Federal Reserve Chair Jerome Powell today said that “no other federal regulator” is examining large banks to ensure they are complying with certain consumer protection laws following the Trump administration decision to suspend all Consumer Financial Protection Bureau activities this week. During an oversight hearing before the Senate Banking Committee, Powell was also pressed about supervisory failures regarding the Silicon Valley Bank closure, regulators’ work on implementing the proposed Basel III endgame capital requirements and the Fed stress tests.
CFPB Acting Director Russ Vought, who is also director of the Office of Management and Budget, recently announced he had ordered bureau staff to suspend all activities. He also directed the CFPB will not be taking its next draw of funding from the Fed because it is not “reasonably necessary” to carry out its duties. Committee Ranking Member Elizabeth Warren (D-Mass.) questioned Powell on what the CFPB hiatus meant for the laws and regulations the bureau enforces. She noted the CFPB oversees consumer compliance exams for banks at least $10 billion in assets with the Fed providing that function for smaller banks.

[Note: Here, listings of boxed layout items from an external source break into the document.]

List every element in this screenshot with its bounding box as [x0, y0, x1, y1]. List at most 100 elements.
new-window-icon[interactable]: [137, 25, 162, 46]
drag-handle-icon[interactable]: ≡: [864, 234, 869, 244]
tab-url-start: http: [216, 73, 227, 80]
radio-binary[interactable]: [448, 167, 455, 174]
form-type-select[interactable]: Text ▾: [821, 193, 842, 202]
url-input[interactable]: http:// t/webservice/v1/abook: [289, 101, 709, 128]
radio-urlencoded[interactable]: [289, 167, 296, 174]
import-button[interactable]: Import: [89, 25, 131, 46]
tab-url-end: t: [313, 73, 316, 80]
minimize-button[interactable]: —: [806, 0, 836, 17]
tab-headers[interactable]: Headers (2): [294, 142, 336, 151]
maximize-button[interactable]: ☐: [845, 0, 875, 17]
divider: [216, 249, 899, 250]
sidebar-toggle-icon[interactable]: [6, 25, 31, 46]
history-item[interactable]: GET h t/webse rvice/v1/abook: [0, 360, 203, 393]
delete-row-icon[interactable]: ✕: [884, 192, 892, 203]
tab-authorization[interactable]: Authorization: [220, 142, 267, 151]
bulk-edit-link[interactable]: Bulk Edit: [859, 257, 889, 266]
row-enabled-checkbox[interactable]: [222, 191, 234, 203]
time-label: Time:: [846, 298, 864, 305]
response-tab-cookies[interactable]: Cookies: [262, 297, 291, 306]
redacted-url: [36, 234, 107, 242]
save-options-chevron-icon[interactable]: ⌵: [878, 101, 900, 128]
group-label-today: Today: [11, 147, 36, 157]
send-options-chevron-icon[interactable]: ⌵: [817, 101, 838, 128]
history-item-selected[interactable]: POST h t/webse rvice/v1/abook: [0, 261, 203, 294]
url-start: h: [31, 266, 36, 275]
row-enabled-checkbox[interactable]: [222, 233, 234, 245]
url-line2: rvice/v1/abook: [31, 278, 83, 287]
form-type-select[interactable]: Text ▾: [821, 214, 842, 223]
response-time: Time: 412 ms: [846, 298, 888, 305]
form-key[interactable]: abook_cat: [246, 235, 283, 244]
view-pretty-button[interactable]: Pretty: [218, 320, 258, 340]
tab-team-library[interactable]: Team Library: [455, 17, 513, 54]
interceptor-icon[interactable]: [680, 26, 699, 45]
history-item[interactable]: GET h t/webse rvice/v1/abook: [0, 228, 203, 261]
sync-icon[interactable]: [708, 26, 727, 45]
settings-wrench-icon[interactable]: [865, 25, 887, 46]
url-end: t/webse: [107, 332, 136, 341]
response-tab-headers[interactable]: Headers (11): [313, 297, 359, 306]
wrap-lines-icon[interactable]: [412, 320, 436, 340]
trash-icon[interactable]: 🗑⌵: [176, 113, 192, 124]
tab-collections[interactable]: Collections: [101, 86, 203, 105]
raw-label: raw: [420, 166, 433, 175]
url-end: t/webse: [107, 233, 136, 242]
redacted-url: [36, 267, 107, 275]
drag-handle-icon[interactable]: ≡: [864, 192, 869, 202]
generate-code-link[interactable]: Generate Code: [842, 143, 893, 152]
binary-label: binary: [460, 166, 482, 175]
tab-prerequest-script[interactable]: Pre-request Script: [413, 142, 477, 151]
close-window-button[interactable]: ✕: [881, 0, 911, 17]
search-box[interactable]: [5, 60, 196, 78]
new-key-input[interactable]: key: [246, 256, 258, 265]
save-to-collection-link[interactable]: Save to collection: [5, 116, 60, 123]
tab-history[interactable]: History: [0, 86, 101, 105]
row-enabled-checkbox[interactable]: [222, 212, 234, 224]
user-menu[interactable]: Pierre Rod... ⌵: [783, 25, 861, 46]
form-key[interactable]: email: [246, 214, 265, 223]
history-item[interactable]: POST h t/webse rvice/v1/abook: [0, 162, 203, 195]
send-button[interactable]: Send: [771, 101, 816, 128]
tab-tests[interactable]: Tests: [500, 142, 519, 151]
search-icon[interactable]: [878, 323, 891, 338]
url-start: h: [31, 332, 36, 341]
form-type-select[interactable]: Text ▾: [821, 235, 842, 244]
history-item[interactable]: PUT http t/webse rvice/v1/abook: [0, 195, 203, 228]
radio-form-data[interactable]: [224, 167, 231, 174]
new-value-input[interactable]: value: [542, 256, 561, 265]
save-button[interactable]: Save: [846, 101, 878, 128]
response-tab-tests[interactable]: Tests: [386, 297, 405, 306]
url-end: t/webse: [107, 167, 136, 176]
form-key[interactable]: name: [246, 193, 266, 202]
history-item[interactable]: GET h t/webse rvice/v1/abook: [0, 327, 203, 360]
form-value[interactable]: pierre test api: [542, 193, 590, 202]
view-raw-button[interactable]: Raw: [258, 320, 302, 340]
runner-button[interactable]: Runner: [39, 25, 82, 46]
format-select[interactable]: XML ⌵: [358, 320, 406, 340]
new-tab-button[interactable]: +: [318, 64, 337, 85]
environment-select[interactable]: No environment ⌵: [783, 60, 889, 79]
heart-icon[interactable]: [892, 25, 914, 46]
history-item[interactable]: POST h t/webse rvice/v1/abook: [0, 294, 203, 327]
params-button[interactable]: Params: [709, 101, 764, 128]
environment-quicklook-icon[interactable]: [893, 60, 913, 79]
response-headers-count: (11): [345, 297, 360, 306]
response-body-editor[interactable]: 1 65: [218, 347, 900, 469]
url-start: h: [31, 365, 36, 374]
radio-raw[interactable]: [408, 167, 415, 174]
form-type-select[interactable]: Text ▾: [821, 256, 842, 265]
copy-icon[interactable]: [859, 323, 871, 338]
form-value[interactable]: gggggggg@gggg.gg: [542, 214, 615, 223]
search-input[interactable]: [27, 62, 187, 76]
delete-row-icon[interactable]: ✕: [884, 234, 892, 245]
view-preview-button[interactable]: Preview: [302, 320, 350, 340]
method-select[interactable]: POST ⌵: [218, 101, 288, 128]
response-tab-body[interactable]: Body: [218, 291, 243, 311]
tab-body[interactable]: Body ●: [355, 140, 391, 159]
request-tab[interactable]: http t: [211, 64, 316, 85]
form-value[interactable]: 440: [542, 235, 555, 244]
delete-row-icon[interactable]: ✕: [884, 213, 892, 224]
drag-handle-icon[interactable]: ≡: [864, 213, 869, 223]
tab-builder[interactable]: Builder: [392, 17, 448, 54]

“You know that [the Dodd-Frank Act] moved all authority for examinations in the consumer space to the CFPB,” Powell said. “We still have some jurisdiction,” although he later added that “not one federal regulator” provides consumer compliance exams for large banks.
Some Republicans on the committee pushed back against the suggestion by Democrats the CFPB hiatus left a hole in consumer protection enforcement. Sen. Pete Ricketts (R-Neb.), who is the former governor of Nebraska, said state and federal banking regulators are still enforcing consumer protection laws and regulations.
“Having been a governor and having a department of banking that reported to me, if any consumer would contact us and make a complaint about banking a big bank… we would investigate, as could the OCC, the FDIC and the FTC,” Ricketts said. “So to characterize it as ‘nobody’s out there for consumers’ I think is inaccurate, and we ought not to try and scare consumers right now that somehow this is the case.”
Other issues
Committee Chairman Tim Scott (R-S.C.) questioned Powell on why the Fed did not fire or reprimand any employees in relation to the supervisory failures that contributed to the 2023 SVB closure. Powell said the problems identified were systemic in nature rather than attributable to any employees.
“It wasn’t actually fair to the employees to say you violated our practices in some way. That wasn’t really what happened,” Powell said. “What happened was a lot of focus on process and on governance and controls, and not enough focus on basic bread and butter banking: credit risk, liquidity risk, interest rate risk, things like that.”
Asked about Basel III, Powell said regulators remain committed to completing the proposed capital requirements, with the agencies’ original proposal pulled last year amid numerous concerns about their effects on the economy. When questioned whether the revised proposal would take a “neutral approach” to capital, Powell said “that is a good starting place.”
“I’ve said many times in this committee that I think that I think that the level of capital in the largest banks is about right, and it’ll shake out somewhere in that area,” he said.
Powell also said the Fed plans to make public its stress test models for large banks and make them available for public comment. “We’re also going to release the stress test scenarios before we implement them,” he said.